資本的支出の場合は必要経費にできないので、修繕する前に確認したほうが良いかもしれません。
修繕積立金
修繕積立金は、将来建物全体での修繕が必要になった時に備えて、建物管理会社に毎月修繕費用を積み立てるお金です。この積立金は、必要経費にすることができます。積立金と言われると経費にならないイメージを持つ人が多く、確定申告の際に申告しない人がいるので注意が必要です。
原則として、実際に修繕等が行われその修繕等が完了した日の属する年分の必要経費になりますが、一定の要件を満たす場合には、支払期日の属する年分の必要経費に算入して差し支えありません。

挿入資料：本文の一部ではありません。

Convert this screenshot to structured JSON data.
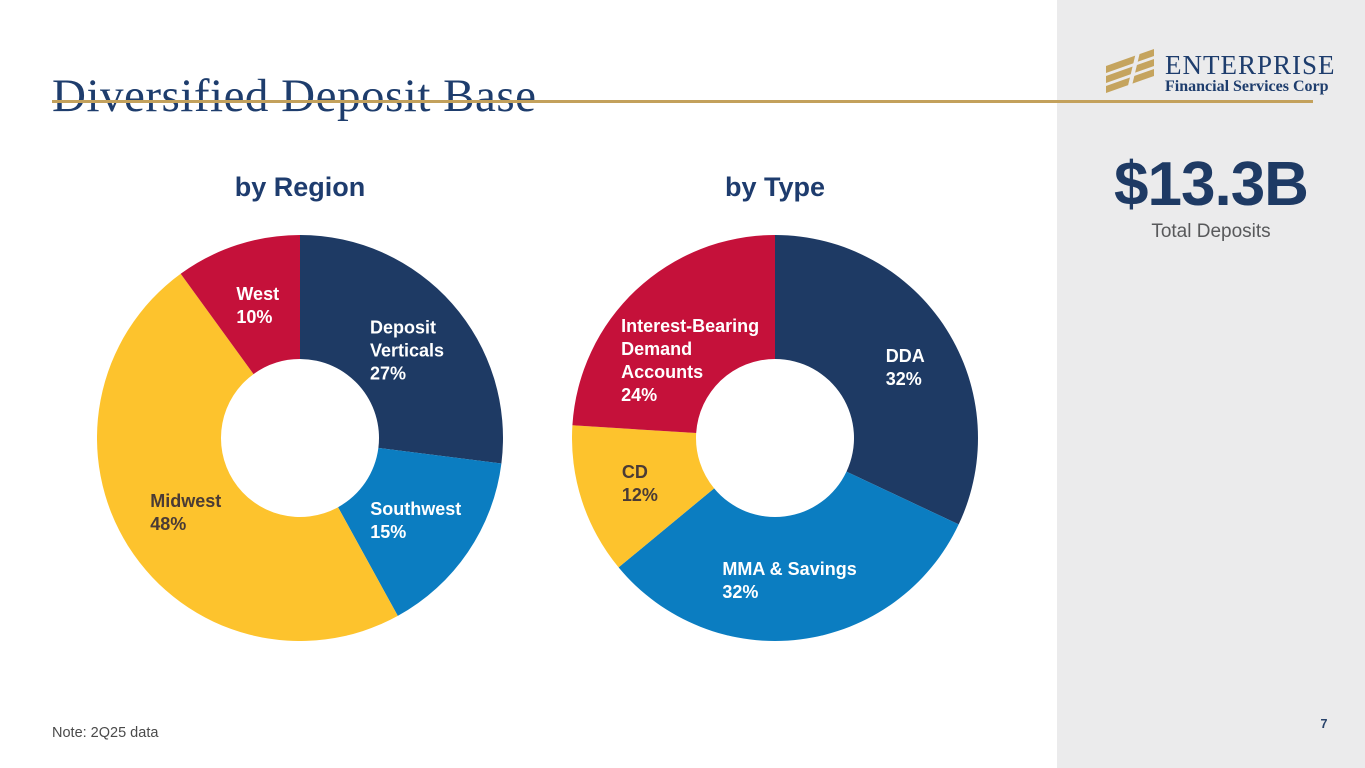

出典:賃貸の用に供するマンションの修繕積立金の取扱い|所得税目次一覧|国税庁
しかも管理会社によっては、不動産売却時に修繕積立金を返してくれるところもあり、その場合は必要経費にはなりません。なので事前に、建物管理会社への確認が必要です。
どちらの方式を採用しているのかは管理組合の規約に載っているので、管理会社に問い合わせてみてください。所得が変わる部分なので、必ず知っておきたい項目です。
事業用資産の場合の不動産経費
不動産を購入した時や相続した時など、個人の所有物にするのか登記して法人としての所有物にするのかで、節税が大きく変わります。
個人の所有物にするとその不動産収入まで所得になってしまい、所得税が大きく上がってしまいます。一方、法人にすると法人税が発生し、住民税も上乗せされます。
どちらがより節税になるかは、大家専業でされている方とサラリーマンなど他の仕事と兼業でされている方で異なってきます。また、家族の扶養控除額でも異なりますので、調べる必要があります。
登記費用
もし法人化しようと決めた場合、登記をする必要があります。登記費用は、国の法律で決まっている訳ではなく、内訳は「登録免許税+担当した司法書士や土地家屋調査士の報酬+実費」になります。
登記は、オンラインでも登録申請できますが、その事を伝えず、交通費などと称して高額の登記費用を請求する専門家も少なくありません。なので、内訳についてはきちんと確認することが大切です。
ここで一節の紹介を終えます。